From a young age Terry’s tomboy behavior is encouraged by his steelworker father, but once puberty hits and Terry begins experimenting with his sexual desires towards girls, the community’s reaction is devastating to the sensitive boy. Terry’s parents send him to a girls-only school, force him to wear dresses, and make him see a psychologist intent on “aversion therapy”. Terry’s only friends are his adopted stray cat Pussy and Darla, a girl whose own father regularly pimps her out to customers behind his dive bar. The two form an unlikely bond as best friends, confidantes, lovers, and the only support system each other has.

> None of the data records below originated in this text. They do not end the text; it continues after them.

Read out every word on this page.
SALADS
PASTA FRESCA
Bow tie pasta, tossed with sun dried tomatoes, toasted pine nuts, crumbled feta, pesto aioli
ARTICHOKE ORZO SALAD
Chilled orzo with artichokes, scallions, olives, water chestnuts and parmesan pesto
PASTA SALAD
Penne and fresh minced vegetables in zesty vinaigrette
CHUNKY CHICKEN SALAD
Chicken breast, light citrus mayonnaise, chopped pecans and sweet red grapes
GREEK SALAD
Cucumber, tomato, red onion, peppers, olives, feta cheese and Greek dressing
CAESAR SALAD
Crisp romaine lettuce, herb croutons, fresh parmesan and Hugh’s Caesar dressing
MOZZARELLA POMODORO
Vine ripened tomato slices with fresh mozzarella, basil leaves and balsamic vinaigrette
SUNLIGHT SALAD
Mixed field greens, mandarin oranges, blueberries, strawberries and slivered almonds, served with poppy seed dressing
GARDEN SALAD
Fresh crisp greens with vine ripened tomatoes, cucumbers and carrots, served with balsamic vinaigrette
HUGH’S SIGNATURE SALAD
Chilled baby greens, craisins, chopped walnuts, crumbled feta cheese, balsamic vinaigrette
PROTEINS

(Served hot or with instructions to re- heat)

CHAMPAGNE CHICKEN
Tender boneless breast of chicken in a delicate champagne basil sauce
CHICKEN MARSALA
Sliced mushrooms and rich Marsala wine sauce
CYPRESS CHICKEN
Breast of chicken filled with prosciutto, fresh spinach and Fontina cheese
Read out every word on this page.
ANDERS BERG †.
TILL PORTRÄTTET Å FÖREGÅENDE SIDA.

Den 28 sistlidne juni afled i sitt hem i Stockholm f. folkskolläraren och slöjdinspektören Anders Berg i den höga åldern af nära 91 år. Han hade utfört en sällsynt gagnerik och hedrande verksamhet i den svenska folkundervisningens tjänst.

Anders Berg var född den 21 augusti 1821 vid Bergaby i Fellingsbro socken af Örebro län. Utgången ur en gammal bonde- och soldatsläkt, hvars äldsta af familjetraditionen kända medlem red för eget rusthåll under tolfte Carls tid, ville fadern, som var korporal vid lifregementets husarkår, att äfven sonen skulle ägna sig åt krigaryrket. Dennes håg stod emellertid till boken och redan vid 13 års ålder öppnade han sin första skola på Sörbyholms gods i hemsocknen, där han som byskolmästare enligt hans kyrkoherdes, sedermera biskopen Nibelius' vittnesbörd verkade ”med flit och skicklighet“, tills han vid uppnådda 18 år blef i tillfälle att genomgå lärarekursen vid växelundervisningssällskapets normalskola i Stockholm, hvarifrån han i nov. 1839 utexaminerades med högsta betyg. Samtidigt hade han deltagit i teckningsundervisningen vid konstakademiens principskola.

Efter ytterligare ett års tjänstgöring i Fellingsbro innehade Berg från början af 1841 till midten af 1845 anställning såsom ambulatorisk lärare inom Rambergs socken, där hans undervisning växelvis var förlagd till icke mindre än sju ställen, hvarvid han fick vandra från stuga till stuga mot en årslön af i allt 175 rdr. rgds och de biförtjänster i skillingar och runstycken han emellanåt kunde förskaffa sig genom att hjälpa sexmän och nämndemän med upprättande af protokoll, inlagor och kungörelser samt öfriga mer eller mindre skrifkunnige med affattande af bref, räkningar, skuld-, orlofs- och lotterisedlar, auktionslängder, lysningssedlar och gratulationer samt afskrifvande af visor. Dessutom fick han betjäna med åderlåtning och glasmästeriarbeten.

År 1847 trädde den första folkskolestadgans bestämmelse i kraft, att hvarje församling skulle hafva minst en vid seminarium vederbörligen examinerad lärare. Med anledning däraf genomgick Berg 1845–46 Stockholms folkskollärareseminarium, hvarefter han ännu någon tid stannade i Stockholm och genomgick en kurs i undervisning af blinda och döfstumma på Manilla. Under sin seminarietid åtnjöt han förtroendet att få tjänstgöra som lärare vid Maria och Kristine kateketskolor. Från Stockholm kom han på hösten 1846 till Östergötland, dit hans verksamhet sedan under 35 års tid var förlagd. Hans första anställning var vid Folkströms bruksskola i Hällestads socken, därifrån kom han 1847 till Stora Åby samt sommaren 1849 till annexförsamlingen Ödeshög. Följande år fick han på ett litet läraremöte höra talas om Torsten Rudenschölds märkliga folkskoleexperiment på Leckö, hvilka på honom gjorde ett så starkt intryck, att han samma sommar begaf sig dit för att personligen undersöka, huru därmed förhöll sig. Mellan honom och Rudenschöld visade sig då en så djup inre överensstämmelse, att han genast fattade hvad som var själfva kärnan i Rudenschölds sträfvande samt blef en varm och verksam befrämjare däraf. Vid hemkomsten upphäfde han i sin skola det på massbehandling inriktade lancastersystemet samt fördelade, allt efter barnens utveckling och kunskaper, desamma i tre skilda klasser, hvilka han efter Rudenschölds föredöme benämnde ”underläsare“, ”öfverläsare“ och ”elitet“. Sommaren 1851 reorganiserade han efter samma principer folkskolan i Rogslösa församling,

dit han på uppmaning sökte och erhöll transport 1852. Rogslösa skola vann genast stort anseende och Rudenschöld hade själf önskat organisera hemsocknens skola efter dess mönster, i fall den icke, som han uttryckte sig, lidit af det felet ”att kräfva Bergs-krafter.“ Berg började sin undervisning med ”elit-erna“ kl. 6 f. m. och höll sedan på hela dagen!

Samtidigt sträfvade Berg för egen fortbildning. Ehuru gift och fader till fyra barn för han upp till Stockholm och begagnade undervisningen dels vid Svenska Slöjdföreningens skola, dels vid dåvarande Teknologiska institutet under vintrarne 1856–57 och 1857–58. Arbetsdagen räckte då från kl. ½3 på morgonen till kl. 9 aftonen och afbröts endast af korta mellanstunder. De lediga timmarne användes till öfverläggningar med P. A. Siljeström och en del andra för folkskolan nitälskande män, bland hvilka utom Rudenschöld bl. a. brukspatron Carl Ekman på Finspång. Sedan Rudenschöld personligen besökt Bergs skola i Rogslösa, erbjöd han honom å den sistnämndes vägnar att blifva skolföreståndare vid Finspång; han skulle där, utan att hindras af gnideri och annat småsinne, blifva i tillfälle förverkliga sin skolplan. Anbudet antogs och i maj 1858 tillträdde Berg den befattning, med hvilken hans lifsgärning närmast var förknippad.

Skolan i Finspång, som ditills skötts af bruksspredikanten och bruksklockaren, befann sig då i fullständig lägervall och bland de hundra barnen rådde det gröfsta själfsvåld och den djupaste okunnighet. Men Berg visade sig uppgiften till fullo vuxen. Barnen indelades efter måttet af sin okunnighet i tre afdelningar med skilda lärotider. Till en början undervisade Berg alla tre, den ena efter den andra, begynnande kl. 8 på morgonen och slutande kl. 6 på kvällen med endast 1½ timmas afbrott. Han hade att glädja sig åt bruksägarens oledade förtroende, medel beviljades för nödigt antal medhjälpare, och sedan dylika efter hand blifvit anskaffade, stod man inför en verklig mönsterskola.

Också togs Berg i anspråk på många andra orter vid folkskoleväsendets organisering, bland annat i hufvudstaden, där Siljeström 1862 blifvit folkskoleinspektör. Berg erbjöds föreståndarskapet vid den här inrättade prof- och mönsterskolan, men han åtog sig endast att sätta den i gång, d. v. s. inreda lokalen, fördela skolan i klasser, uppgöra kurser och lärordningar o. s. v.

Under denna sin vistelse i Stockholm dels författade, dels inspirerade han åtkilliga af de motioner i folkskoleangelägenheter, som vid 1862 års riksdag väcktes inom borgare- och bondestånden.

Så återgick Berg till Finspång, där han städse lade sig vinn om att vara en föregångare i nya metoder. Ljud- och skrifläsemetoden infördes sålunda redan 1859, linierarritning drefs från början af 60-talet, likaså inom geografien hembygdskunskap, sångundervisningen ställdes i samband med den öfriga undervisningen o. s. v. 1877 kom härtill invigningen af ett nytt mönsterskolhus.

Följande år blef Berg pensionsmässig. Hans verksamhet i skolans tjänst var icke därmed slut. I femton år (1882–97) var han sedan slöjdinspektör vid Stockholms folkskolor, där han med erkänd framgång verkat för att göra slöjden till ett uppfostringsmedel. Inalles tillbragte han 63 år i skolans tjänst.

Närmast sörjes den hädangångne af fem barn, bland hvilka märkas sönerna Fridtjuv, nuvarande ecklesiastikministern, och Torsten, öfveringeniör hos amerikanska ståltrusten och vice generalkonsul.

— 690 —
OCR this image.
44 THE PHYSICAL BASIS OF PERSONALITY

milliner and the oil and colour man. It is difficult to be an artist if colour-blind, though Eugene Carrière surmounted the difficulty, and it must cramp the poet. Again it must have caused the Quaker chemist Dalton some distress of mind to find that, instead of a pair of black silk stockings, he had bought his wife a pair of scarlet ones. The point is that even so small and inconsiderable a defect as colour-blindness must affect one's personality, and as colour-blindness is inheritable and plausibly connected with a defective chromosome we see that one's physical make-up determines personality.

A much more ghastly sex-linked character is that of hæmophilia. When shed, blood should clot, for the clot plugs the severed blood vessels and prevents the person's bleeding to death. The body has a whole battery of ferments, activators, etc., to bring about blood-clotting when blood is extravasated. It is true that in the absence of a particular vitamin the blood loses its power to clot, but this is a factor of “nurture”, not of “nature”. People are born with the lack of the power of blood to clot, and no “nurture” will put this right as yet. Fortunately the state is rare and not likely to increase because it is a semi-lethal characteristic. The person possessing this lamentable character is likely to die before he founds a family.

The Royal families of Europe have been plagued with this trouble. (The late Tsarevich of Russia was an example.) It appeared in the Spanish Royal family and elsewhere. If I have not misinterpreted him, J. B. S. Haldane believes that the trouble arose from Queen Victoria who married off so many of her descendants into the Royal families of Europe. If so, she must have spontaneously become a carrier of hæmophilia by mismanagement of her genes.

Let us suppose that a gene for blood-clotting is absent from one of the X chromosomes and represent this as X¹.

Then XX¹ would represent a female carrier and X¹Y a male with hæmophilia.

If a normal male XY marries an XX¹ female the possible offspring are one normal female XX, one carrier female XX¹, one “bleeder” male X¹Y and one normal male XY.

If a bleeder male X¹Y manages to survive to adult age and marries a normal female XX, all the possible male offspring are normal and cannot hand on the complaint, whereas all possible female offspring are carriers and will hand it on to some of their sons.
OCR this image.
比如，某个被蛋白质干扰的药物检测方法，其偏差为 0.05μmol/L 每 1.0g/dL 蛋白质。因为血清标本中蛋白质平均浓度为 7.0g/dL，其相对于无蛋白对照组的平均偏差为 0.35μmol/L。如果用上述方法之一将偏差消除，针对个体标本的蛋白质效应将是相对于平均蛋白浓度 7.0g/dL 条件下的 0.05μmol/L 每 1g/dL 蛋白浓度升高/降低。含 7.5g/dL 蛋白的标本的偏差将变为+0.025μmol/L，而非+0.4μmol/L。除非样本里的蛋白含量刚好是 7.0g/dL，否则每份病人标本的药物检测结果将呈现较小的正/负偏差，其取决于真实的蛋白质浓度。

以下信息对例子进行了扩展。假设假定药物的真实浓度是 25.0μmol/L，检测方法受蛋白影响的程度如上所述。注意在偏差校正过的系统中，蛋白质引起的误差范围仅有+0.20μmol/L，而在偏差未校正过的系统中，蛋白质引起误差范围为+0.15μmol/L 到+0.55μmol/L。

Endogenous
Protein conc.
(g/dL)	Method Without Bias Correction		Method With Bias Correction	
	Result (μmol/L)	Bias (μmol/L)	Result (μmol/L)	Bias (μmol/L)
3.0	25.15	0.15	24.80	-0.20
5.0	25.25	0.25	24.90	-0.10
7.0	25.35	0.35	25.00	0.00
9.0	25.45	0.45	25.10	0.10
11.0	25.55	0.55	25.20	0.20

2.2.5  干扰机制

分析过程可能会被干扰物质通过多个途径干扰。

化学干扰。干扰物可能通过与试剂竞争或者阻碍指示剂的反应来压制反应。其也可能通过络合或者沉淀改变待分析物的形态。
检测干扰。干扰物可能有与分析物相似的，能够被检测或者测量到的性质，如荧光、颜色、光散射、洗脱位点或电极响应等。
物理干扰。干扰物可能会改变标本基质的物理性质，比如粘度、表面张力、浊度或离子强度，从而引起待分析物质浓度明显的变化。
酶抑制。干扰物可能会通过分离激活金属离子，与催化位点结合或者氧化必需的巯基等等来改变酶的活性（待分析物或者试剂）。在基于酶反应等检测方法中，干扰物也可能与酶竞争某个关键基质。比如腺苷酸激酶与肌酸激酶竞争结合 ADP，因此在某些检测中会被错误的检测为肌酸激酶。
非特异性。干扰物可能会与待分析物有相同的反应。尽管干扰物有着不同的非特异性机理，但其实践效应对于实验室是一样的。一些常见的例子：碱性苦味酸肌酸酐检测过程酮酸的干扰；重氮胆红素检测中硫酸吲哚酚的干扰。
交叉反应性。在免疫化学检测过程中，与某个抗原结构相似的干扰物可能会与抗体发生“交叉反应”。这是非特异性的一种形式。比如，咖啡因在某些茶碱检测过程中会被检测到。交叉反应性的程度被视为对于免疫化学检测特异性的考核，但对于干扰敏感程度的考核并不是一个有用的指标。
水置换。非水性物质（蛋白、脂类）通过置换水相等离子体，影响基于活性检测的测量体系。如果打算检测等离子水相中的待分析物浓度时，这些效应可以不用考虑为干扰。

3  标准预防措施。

This edgy novella lives up to its name as it describes Terry’s struggles to fit in at home and with his peers. When his blossoming relationship with Darla culminates in several intense erotic encounters, Terry experiences pleasure but also confusion and shame at his body, a universal experience of adolescence magnified further by the humiliation imposed on Terry by his parents and doctor. Terry’s journey to self-acceptance takes on a noble quality as he survives trials tantamount to a contemporary Hercules, and the narrative is infused with First Nations and Greek mythology of two-spirited or two-sexed oracles in an examination of contemporary attitudes to gender and sexuality.

If you’re seeking an edgy, challenging read told from a perspective you’ve likely never considered, Rough Paradise is an excellent place to start. Informative, entertaining, and highly relatable despite its exceptional subject matter, Rough Paradise manages to cut to the core of the adolescent experience while addressing important social issues.